Photo courtesy Charles Martinez
This week’s Bird of the Week, compliments of the Weminuche Audubon Society and Audubon Rockies, is the horned lark.
This bird is common in treeless, sparsely vegetated habitats which are inhospitable to many other songbird species. They avoid areas where grass is over 2 inches tall, living instead in open areas from sea level to 13,000 feet which include overgrazed pastures, beaches, deserts and tundra.
Across most of the lower 48 states they are resident birds. Some breed across regions in Alaska and Canada but they avoid the boreal forest regions so important to the estimated 5 billion of North America’s birds which nest there. Instead, these horned larks spend the summer on the open tundra, retreating south for the winter.
At this time of year, horned larks are commonly spotted here in areas along Roush Drive when they flush from the ground in a low, twisted flight. Both sexes have cryptically colored plain brown backs. Their face markings with pale yellow extending from the neck, a black mask, head stripe and breastband are bold. Curled tufts of black feathers which can be erected at will are the “horns” in this lark’s name.

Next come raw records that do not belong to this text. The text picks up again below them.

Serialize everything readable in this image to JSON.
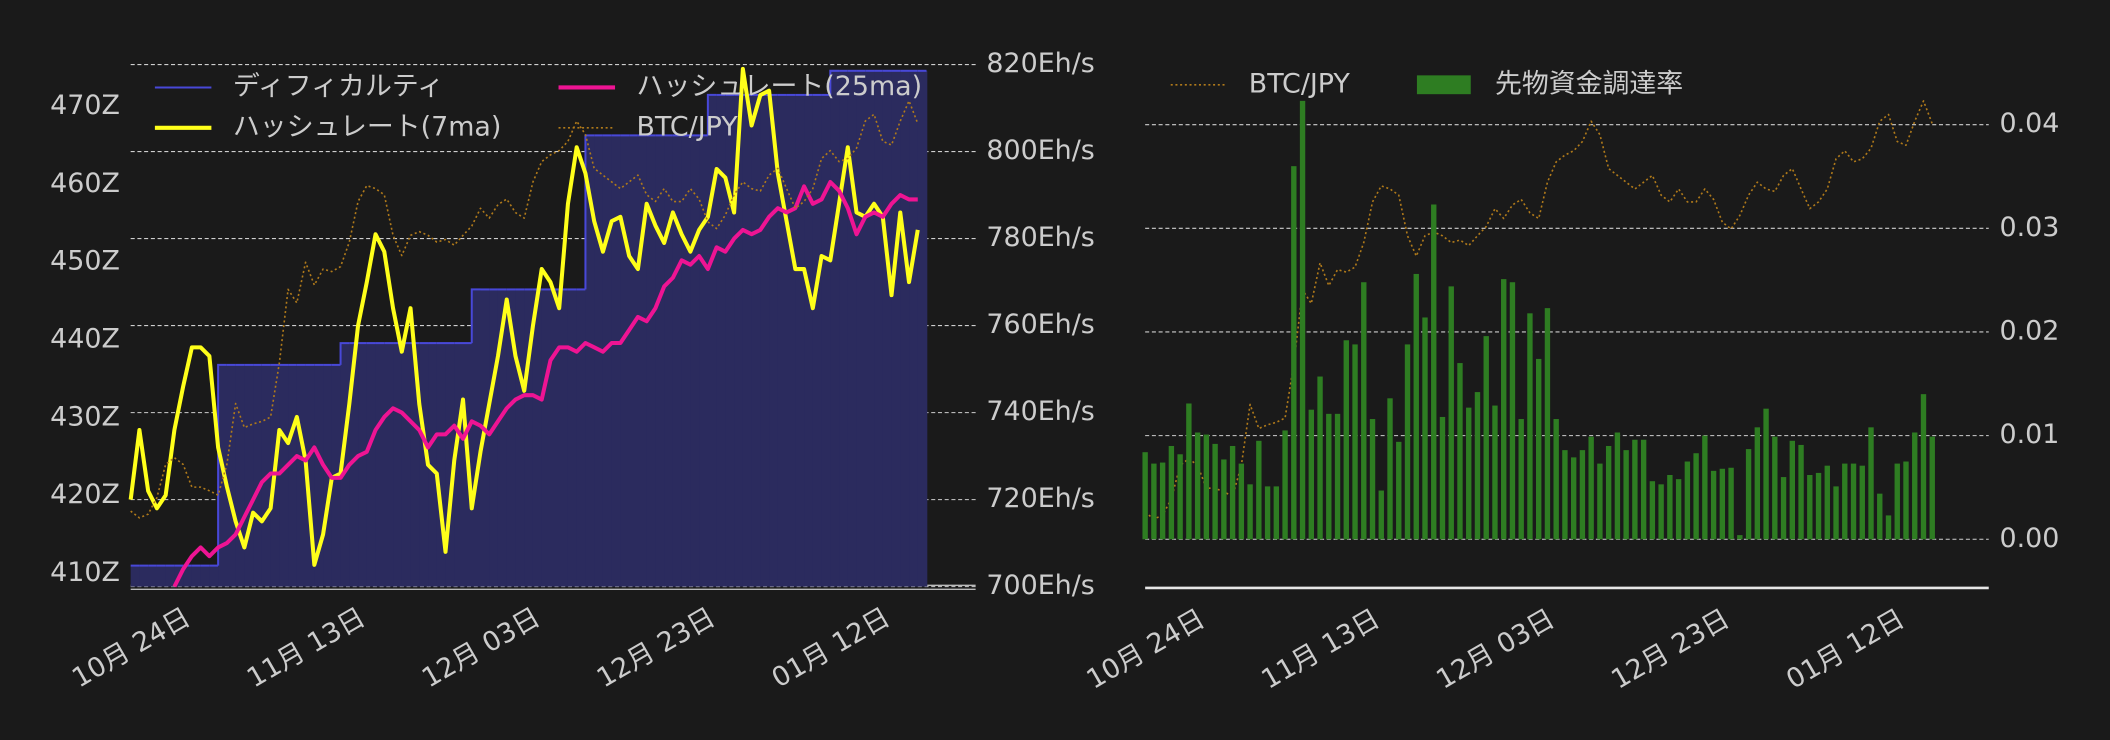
{
  "chart_data": [
    {
      "type": "line",
      "categories": [
        null,
        null,
        null,
        null,
        null,
        null,
        "10月 24日",
        null,
        null,
        null,
        null,
        null,
        null,
        null,
        null,
        null,
        null,
        null,
        null,
        null,
        null,
        null,
        null,
        null,
        null,
        null,
        "11月 13日",
        null,
        null,
        null,
        null,
        null,
        null,
        null,
        null,
        null,
        null,
        null,
        null,
        null,
        null,
        null,
        null,
        null,
        null,
        null,
        "12月 03日",
        null,
        null,
        null,
        null,
        null,
        null,
        null,
        null,
        null,
        null,
        null,
        null,
        null,
        null,
        null,
        null,
        null,
        null,
        null,
        "12月 23日",
        null,
        null,
        null,
        null,
        null,
        null,
        null,
        null,
        null,
        null,
        null,
        null,
        null,
        null,
        null,
        null,
        null,
        null,
        null,
        "01月 12日",
        null,
        null,
        null,
        null
      ],
      "ylim": [
        408.3,
        475.4
      ],
      "yticks": [
        {
          "value": 410,
          "label": "410Z"
        },
        {
          "value": 420,
          "label": "420Z"
        },
        {
          "value": 430,
          "label": "430Z"
        },
        {
          "value": 440,
          "label": "440Z"
        },
        {
          "value": 450,
          "label": "450Z"
        },
        {
          "value": 460,
          "label": "460Z"
        },
        {
          "value": 470,
          "label": "470Z"
        }
      ],
      "y2lim": [
        700,
        820
      ],
      "y2ticks": [
        {
          "value": 700,
          "label": "700Eh/s"
        },
        {
          "value": 720,
          "label": "720Eh/s"
        },
        {
          "value": 740,
          "label": "740Eh/s"
        },
        {
          "value": 760,
          "label": "760Eh/s"
        },
        {
          "value": 780,
          "label": "780Eh/s"
        },
        {
          "value": 800,
          "label": "800Eh/s"
        },
        {
          "value": 820,
          "label": "820Eh/s"
        }
      ],
      "y3lim": [
        8500000,
        17000000
      ],
      "y_axis_side": "left",
      "grid": "y2",
      "legend": "upper left",
      "series": [
        {
          "name": "ディフィカルティ",
          "type": "step",
          "axis": "y",
          "color": "#4848d8",
          "fill": "#2b2b5e",
          "values": [
            411.0,
            411.0,
            411.0,
            411.0,
            411.0,
            411.0,
            411.0,
            411.0,
            411.0,
            411.0,
            436.8,
            436.8,
            436.8,
            436.8,
            436.8,
            436.8,
            436.8,
            436.8,
            436.8,
            436.8,
            436.8,
            436.8,
            436.8,
            436.8,
            439.6,
            439.6,
            439.6,
            439.6,
            439.6,
            439.6,
            439.6,
            439.6,
            439.6,
            439.6,
            439.6,
            439.6,
            439.6,
            439.6,
            439.6,
            446.5,
            446.5,
            446.5,
            446.5,
            446.5,
            446.5,
            446.5,
            446.5,
            446.5,
            446.5,
            446.5,
            446.5,
            446.5,
            466.3,
            466.3,
            466.3,
            466.3,
            466.3,
            466.3,
            466.3,
            466.3,
            466.3,
            466.3,
            466.3,
            466.3,
            466.3,
            466.3,
            471.5,
            471.5,
            471.5,
            471.5,
            471.5,
            471.5,
            471.5,
            471.5,
            471.5,
            471.5,
            471.5,
            471.5,
            471.5,
            471.5,
            474.6,
            474.6,
            474.6,
            474.6,
            474.6,
            474.6,
            474.6,
            474.6,
            474.6,
            474.6,
            474.6
          ]
        },
        {
          "name": "ハッシュレート(7ma)",
          "type": "line",
          "axis": "y2",
          "color": "#ffff1a",
          "values": [
            720,
            736,
            722,
            718,
            721,
            736,
            746,
            755,
            755,
            753,
            732,
            723,
            715,
            709,
            717,
            715,
            718,
            736,
            733,
            739,
            729,
            705,
            712,
            725,
            726,
            742,
            760,
            770,
            781,
            777,
            764,
            754,
            764,
            742,
            728,
            726,
            708,
            729,
            743,
            718,
            731,
            742,
            753,
            766,
            753,
            745,
            760,
            773,
            770,
            764,
            788,
            801,
            795,
            784,
            777,
            784,
            785,
            776,
            773,
            788,
            783,
            779,
            786,
            781,
            777,
            782,
            785,
            796,
            794,
            786,
            819,
            806,
            813,
            814,
            795,
            784,
            773,
            773,
            764,
            776,
            775,
            788,
            801,
            786,
            785,
            788,
            785,
            767,
            786,
            770,
            782
          ]
        },
        {
          "name": "ハッシュレート(25ma)",
          "type": "line",
          "axis": "y2",
          "color": "#ee1493",
          "values": [
            null,
            null,
            null,
            null,
            null,
            700,
            704,
            707,
            709,
            707,
            709,
            710,
            712,
            716,
            720,
            724,
            726,
            726,
            728,
            730,
            729,
            732,
            728,
            725,
            725,
            728,
            730,
            731,
            736,
            739,
            741,
            740,
            738,
            736,
            732,
            735,
            735,
            737,
            734,
            738,
            737,
            735,
            738,
            741,
            743,
            744,
            744,
            743,
            752,
            755,
            755,
            754,
            756,
            755,
            754,
            756,
            756,
            759,
            762,
            761,
            764,
            769,
            771,
            775,
            774,
            776,
            773,
            778,
            777,
            780,
            782,
            781,
            782,
            785,
            787,
            786,
            787,
            792,
            788,
            789,
            793,
            791,
            787,
            781,
            785,
            786,
            785,
            788,
            790,
            789,
            789
          ]
        },
        {
          "name": "BTC/JPY",
          "type": "line",
          "style": "dotted",
          "axis": "y3",
          "color": "#b07a1a",
          "values": [
            9730000,
            9620000,
            9680000,
            9950000,
            10490000,
            10600000,
            10490000,
            10120000,
            10120000,
            10060000,
            9990000,
            10490000,
            11480000,
            11090000,
            11150000,
            11190000,
            11260000,
            12140000,
            13340000,
            13120000,
            13780000,
            13410000,
            13670000,
            13630000,
            13710000,
            14110000,
            14770000,
            15030000,
            14980000,
            14880000,
            14220000,
            13890000,
            14220000,
            14280000,
            14220000,
            14110000,
            14150000,
            14060000,
            14220000,
            14370000,
            14660000,
            14500000,
            14720000,
            14810000,
            14590000,
            14500000,
            15090000,
            15420000,
            15530000,
            15600000,
            15750000,
            16080000,
            15860000,
            15310000,
            15200000,
            15090000,
            14980000,
            15090000,
            15200000,
            14880000,
            14770000,
            14980000,
            14770000,
            14770000,
            14980000,
            14810000,
            14440000,
            14330000,
            14550000,
            14880000,
            15090000,
            14980000,
            14940000,
            15200000,
            15310000,
            14980000,
            14660000,
            14770000,
            14980000,
            15470000,
            15600000,
            15420000,
            15470000,
            15640000,
            16080000,
            16190000,
            15750000,
            15690000,
            16080000,
            16410000,
            16040000
          ]
        }
      ]
    },
    {
      "type": "bar",
      "categories": [
        null,
        null,
        null,
        null,
        null,
        null,
        "10月 24日",
        null,
        null,
        null,
        null,
        null,
        null,
        null,
        null,
        null,
        null,
        null,
        null,
        null,
        null,
        null,
        null,
        null,
        null,
        null,
        "11月 13日",
        null,
        null,
        null,
        null,
        null,
        null,
        null,
        null,
        null,
        null,
        null,
        null,
        null,
        null,
        null,
        null,
        null,
        null,
        null,
        "12月 03日",
        null,
        null,
        null,
        null,
        null,
        null,
        null,
        null,
        null,
        null,
        null,
        null,
        null,
        null,
        null,
        null,
        null,
        null,
        null,
        "12月 23日",
        null,
        null,
        null,
        null,
        null,
        null,
        null,
        null,
        null,
        null,
        null,
        null,
        null,
        null,
        null,
        null,
        null,
        null,
        null,
        "01月 12日",
        null,
        null,
        null,
        null
      ],
      "ylim": [
        -0.0047,
        0.0458
      ],
      "yticks": [
        {
          "value": 0,
          "label": "0.00"
        },
        {
          "value": 0.01,
          "label": "0.01"
        },
        {
          "value": 0.02,
          "label": "0.02"
        },
        {
          "value": 0.03,
          "label": "0.03"
        },
        {
          "value": 0.04,
          "label": "0.04"
        }
      ],
      "y3lim": [
        8500000,
        17000000
      ],
      "y_axis_side": "right",
      "grid": "y",
      "legend": "upper left",
      "series": [
        {
          "name": "BTC/JPY",
          "type": "line",
          "style": "dotted",
          "axis": "y3",
          "color": "#b07a1a",
          "values": [
            9730000,
            9620000,
            9680000,
            9950000,
            10490000,
            10600000,
            10490000,
            10120000,
            10120000,
            10060000,
            9990000,
            10490000,
            11480000,
            11090000,
            11150000,
            11190000,
            11260000,
            12140000,
            13340000,
            13120000,
            13780000,
            13410000,
            13670000,
            13630000,
            13710000,
            14110000,
            14770000,
            15030000,
            14980000,
            14880000,
            14220000,
            13890000,
            14220000,
            14280000,
            14220000,
            14110000,
            14150000,
            14060000,
            14220000,
            14370000,
            14660000,
            14500000,
            14720000,
            14810000,
            14590000,
            14500000,
            15090000,
            15420000,
            15530000,
            15600000,
            15750000,
            16080000,
            15860000,
            15310000,
            15200000,
            15090000,
            14980000,
            15090000,
            15200000,
            14880000,
            14770000,
            14980000,
            14770000,
            14770000,
            14980000,
            14810000,
            14440000,
            14330000,
            14550000,
            14880000,
            15090000,
            14980000,
            14940000,
            15200000,
            15310000,
            14980000,
            14660000,
            14770000,
            14980000,
            15470000,
            15600000,
            15420000,
            15470000,
            15640000,
            16080000,
            16190000,
            15750000,
            15690000,
            16080000,
            16410000,
            16040000
          ]
        },
        {
          "name": "先物資金調達率",
          "type": "bar",
          "axis": "y",
          "color": "#2e7d22",
          "values": [
            0.0084,
            0.0073,
            0.0074,
            0.009,
            0.0082,
            0.0131,
            0.0103,
            0.0101,
            0.0092,
            0.0077,
            0.009,
            0.0073,
            0.0053,
            0.0095,
            0.0051,
            0.0051,
            0.0105,
            0.036,
            0.0423,
            0.0125,
            0.0157,
            0.0121,
            0.0121,
            0.0192,
            0.0188,
            0.0248,
            0.0116,
            0.0047,
            0.0136,
            0.0094,
            0.0188,
            0.0256,
            0.0214,
            0.0323,
            0.0118,
            0.0244,
            0.017,
            0.0127,
            0.0142,
            0.0196,
            0.0129,
            0.0251,
            0.0248,
            0.0116,
            0.0218,
            0.0174,
            0.0223,
            0.0116,
            0.0086,
            0.0079,
            0.0086,
            0.0099,
            0.0073,
            0.009,
            0.0103,
            0.0086,
            0.0096,
            0.0096,
            0.0056,
            0.0053,
            0.0062,
            0.0058,
            0.0075,
            0.0083,
            0.01,
            0.0066,
            0.0068,
            0.0069,
            0.0004,
            0.0087,
            0.0108,
            0.0126,
            0.0099,
            0.006,
            0.0095,
            0.0091,
            0.0062,
            0.0064,
            0.0071,
            0.0051,
            0.0073,
            0.0073,
            0.0071,
            0.0108,
            0.0044,
            0.0023,
            0.0073,
            0.0075,
            0.0103,
            0.014,
            0.0099
          ]
        }
      ]
    }
  ]
}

Males don’t wow potential mates with bright coloring. Instead, they capture a female’s attention with dramatic aerial displays. After ascending straight up for hundreds of feet, he circles and sings his “tinkling” song for several minutes before diving headfirst to the ground where he raises his horns and struts before a female.
Where conditions allow, horned larks begin nesting as early as February and may raise three broods per year. The female builds her nest, and a walkway paved in pebbles, in a shallow depression on the ground. In hot weather she will stand with wings spread to shade her eggs and chicks.
Despite remaining numerous, Partners in Flight lists the horned lark as “a common bird in steep decline” due to long-term population trends.